Une famille algérienne poursuit en justice l’administration d’une prison américaine

La famille d’une ressortissante algérienne morte l’année dernière dans des conditions suspectes dans une prison américaine a porté plainte contre l’administration carcérale pour homicide involontaire. La famille de Hassiba Belbachir, retrouvée morte le 17 mars 2005, alors âgée de 27 ans, dans la prison du comté de McHenry, dans l’Etat de Chicago, une semaine après son incarcération pour séjour illégal aux Etats-Unis, a porté mardi plainte devant le tribunal fédéral du comté de McHenry contre le sheriff, des officiers de police et l’équipe médicale de la prison.

C’est ce qu’a rapporté hier le quotidien Chicago Suntime qui indique que selon le dossier d’accusation, Hassiba Belbachir n’avait pas bénéficié de soins médicaux appropriés lors de sa détention, en dépit du fait qu’elle a été reconnue comme une personne fragile pouvant avoir des tendances suicidaire.

Dans cette affaire qui a plongé en émoi la communauté algérienne aux Etats-Unis et suscité un large élan de solidarité avec la famille de la victime, la partie civile poursuit principalement le shérif du comté de McHenry, Keith Nygren, le directeur du centre de détention du même comté, Tom Svoboda, des policiers et agents du comté ayant été impliqués dans son arrestation puis son incarcération ainsi que l’équipe médicale du pénitencier.

Le dossier d’accusation indique que Hassiba Belbachir avait pris l’avion le 1er mars 2005 pour Londres. A son arrivée à l’aéroport international de Heathrow, le même jour, les autorités britanniques, émettant des doutes sur la validité de son passeport, l’ont retenue pendant quelques heures avant de la renvoyer vers l’aéroport international O’Hare de Chicago.

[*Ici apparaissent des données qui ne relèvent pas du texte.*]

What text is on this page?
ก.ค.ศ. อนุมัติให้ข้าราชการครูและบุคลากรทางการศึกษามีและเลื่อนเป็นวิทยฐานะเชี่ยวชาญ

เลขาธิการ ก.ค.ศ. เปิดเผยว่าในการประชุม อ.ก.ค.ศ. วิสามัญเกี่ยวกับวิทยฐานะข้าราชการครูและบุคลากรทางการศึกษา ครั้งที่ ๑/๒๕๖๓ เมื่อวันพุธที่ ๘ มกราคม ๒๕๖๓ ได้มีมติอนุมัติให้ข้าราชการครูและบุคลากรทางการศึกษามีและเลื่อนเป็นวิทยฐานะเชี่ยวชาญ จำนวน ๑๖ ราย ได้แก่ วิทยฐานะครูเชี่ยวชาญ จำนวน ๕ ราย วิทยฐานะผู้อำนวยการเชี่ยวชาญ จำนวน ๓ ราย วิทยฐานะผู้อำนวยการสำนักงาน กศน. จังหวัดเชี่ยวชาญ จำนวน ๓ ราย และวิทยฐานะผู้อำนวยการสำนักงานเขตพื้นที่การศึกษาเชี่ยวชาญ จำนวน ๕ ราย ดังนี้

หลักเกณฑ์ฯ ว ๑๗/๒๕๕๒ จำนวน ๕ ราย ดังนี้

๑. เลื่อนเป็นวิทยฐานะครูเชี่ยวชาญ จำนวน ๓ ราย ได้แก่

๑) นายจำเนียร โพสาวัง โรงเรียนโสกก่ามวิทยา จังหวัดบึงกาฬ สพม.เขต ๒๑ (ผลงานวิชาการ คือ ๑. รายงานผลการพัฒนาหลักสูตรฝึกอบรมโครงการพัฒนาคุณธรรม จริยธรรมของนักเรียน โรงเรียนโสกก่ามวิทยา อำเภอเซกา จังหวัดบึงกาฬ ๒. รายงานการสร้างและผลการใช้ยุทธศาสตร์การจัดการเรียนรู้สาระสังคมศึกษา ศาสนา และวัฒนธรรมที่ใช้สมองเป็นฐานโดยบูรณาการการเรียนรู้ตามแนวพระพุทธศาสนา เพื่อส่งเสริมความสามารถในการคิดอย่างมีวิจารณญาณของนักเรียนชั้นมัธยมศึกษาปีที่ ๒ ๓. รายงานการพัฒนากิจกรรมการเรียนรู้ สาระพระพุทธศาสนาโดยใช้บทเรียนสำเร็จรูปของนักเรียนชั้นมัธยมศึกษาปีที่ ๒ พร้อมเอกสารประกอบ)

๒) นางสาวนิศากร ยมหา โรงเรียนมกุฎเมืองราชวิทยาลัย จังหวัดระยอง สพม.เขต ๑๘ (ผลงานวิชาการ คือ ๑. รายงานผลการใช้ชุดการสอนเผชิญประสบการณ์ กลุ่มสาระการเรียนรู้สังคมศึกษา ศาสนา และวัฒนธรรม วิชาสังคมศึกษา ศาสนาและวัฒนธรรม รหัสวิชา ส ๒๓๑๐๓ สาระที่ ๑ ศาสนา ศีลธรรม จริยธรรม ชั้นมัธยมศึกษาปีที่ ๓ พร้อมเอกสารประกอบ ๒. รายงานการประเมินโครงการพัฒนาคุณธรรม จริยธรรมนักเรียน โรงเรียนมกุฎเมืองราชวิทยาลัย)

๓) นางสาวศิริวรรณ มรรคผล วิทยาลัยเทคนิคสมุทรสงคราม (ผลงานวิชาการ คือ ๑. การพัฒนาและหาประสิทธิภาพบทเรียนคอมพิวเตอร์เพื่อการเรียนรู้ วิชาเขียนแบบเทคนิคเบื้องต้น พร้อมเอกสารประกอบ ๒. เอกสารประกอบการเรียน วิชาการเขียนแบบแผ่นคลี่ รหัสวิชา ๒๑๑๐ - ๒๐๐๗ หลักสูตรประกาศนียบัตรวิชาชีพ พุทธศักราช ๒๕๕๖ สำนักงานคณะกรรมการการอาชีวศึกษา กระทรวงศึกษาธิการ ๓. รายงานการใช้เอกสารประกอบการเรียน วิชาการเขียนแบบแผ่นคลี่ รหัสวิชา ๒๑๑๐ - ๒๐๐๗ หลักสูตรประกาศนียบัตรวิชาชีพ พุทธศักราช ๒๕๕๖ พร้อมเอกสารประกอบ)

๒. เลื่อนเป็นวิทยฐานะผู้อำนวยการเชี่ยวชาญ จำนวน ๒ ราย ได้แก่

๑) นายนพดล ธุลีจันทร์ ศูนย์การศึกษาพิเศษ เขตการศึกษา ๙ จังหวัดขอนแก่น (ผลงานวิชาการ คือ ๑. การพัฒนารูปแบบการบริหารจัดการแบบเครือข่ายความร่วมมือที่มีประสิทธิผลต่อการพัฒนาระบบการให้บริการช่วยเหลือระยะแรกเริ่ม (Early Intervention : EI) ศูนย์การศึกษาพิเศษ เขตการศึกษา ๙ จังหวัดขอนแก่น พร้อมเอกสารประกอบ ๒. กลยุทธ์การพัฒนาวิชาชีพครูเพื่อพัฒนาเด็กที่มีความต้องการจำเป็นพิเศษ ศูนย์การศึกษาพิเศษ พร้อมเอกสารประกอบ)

Le dossier précise que la défunte qui «n’a été accusée d’aucun crime ni délit» avait été placée en détention à la prison de McHenry le 9 mars 2005 en tant qu’immigrante illégale. Le dossier qui semble accréditer la thèse du suicide, révèle que Belbachir souffrait d’ennuis de santé avant son incarcération ainsi que de troubles psychiques qui se sont amplifiés pendant sa détention notamment en raison de l’absence de soins médicaux appropriés.

Le dossier fait observer que bien que Belbachir et ses codétenues aient saisi l’administration carcérale sur ses ennuis de santé qu’ils soient physiques ou psychiques, elle n’a bénéficié, pour autant, d’aucun des soins médicaux que nécessitait son cas.

En raison de ses troubles, Belbachir avait été placée dans une unité de soins pour femmes et avait reçu la visite d’une assistante sociale qui a informé l’équipe médicale du centre de détention, après avoir évalué son cas psychique, que la défunte était une potentielle suicidaire étant donné qu’elle souffrait d’une grave dépression.

Mais en dépit des recommandations de l’assistante sociale, la victime n’avait pas été prise en charge par l’équipe médicale ni bénéficié de la moindre attention ni surveillance, note le dossier de l’accusation. Le 17 mars 2005, soit la veille de son rendez-vous avec un psychothérapeute (un rendez-vous qui ne lui avait pas été signifié), elle a été retrouvée gisant par terre dans sa cellule, le corps sans vie avec du tissus des bas autour du cou, indique encore le dossier.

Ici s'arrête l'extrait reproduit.